Tuesday 5 April 2011

Rhode Island and The Witches of Eastwick by John Updike (1984)

So far on this trip around New England we have had two appearances of the supernatural (most prominently in Carrie, and with the brief appearance of the real-life executed “witch” Ann Hibbins in The Scarlet Letter), two cases of adultery (Constance Mackenzie and Hester Prynne’s illegitimate daughters in Peyton Place and The Scarlet Letter respectively), and small-town gossiping has been rife (nowhere more so than in Peyton Place). Now with John Updike’s The Witches of Eastwick we have all three – a novel about gossiping adulterous witches. It makes sense that we have reached this point – the themes of fear of the supernatural and suspicion of one’s own neighbours are embedded into the roots of New England. The first known person to have been executed as a witch in the region was Alice Young at Hartford, Connecticut in 1647, just 19 years after the founding of the Massachusetts Bay Colony. A further 11 are recorded as having been executed from 1648 to 1688 (including Ann Hibbins) and from 1692 to 1693 the Salem Witch Trials led to the hanging of fourteen women and five men (more of the accused died from torture and in prison) famously dramatised in Arthur Miller’s play The Crucible. The episode is one of the darkest in America’s history and understandably the shadow it cast has long resonated in the literature of the region.

“Puritanism had landed smack on that rock and after regaining its strength at the expense of the soft-hearted Indians had thrown its steeples and stone walls all across Connecticut, leaving Rhode Island to the Quakers and Jews and antinomians and women.”

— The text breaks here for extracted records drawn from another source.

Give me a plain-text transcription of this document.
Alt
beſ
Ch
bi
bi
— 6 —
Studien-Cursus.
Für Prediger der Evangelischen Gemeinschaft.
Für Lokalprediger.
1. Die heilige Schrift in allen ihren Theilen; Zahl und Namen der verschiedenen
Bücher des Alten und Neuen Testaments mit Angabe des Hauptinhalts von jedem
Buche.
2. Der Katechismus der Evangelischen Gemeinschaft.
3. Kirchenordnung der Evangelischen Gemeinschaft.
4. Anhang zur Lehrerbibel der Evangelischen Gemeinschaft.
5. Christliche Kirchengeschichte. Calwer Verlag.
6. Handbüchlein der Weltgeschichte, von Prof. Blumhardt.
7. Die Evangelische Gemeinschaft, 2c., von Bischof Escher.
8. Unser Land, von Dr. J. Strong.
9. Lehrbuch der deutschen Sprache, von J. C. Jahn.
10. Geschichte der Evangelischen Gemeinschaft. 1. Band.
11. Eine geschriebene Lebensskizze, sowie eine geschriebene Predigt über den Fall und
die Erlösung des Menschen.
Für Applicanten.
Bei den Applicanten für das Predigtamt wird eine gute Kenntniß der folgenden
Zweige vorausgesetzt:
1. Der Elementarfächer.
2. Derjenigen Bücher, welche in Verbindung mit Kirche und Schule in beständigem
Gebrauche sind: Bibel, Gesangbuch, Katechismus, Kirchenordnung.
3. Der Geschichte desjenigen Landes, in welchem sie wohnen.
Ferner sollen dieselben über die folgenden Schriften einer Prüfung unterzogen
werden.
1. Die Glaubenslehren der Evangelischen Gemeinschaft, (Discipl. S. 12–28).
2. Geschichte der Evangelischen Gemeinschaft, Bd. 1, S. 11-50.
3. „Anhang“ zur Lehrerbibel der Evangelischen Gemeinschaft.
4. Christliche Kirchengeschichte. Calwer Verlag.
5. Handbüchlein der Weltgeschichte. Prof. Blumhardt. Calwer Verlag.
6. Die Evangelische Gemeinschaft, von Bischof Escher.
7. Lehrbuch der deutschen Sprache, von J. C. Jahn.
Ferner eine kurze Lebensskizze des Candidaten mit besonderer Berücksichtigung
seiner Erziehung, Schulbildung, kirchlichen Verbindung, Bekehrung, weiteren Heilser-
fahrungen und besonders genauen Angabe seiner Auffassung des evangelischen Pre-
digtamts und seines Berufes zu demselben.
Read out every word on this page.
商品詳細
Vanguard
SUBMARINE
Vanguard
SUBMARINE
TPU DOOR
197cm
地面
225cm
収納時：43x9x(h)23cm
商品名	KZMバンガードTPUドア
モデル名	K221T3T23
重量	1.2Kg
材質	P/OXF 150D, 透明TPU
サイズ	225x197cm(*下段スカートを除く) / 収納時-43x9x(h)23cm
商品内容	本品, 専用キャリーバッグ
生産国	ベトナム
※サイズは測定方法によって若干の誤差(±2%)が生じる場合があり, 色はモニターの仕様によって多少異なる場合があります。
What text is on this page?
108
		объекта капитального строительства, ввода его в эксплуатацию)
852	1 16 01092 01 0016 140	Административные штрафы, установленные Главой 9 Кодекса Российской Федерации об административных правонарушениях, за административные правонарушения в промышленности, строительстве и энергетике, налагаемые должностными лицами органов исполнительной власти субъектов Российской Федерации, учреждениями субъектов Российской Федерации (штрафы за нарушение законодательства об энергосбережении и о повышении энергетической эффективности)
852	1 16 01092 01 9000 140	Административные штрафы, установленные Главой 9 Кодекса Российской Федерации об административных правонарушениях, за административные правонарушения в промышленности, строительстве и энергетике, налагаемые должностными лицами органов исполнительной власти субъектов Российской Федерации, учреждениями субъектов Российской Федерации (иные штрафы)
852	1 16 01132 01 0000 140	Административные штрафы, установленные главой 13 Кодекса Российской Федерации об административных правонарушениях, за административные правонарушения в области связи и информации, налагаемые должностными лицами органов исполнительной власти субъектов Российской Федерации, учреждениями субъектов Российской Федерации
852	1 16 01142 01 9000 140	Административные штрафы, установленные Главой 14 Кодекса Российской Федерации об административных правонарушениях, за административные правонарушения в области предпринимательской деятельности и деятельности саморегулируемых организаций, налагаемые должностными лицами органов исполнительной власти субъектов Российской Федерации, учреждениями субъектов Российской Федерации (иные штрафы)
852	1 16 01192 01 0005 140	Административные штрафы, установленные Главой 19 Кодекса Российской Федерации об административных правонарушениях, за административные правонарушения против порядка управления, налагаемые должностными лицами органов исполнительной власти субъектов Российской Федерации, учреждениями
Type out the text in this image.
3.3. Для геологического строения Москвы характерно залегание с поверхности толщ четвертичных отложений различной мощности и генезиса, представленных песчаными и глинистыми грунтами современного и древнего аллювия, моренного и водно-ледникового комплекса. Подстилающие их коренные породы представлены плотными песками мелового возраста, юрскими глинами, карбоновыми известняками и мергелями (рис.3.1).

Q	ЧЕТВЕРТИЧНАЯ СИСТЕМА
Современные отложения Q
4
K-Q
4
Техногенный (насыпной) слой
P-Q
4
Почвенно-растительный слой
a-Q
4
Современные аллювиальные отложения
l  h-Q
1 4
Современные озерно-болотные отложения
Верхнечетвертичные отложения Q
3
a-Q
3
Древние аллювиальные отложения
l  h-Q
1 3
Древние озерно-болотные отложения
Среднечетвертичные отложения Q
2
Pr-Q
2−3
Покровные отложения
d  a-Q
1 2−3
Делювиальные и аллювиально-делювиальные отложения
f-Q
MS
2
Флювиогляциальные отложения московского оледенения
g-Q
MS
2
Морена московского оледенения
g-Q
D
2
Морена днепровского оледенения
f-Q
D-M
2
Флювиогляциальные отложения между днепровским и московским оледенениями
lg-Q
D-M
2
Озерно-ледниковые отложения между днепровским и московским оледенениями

As with Peyton Place any work that features in its title the name of the town or city where the action occurs you would expect the said place to feature as prominently as any character, and in the Witches of Eastwick Updike includes some wonderfully biting passages describing both the fictional town and the state of Rhode Island, especially in the opening chapters. However, I'm disappointed to say the story did not bewitch me at all. Aside from a few key set-pieces (the tennis match, the hot-tub orgy, and a murder/suicide scene that is the main turning point) most of what happens over the course of the novel is related from one character to another after the fact during a series of extended gossip-sessions between the three witches, in a manner that I personally founded extremely tiresome. Even the Darryl Van Horne character appears mostly in the conversations of others, like a mysterious Gatsby-type figure. In the 1987 film Darryl Van Horne, played by Jack Nicholson, turns out to be the devil (cue some quite ridiculous and rather dated 1980s stop-motion). In the book there is barely even the implication, other than that his skin and, erm, bodily fluids are cold to the touch. He is devilish, Machiavellian even, but a man all the same. It is no wonder that fans of the book AND the film are so hard to pin down. I think it's safe to say I'm neither.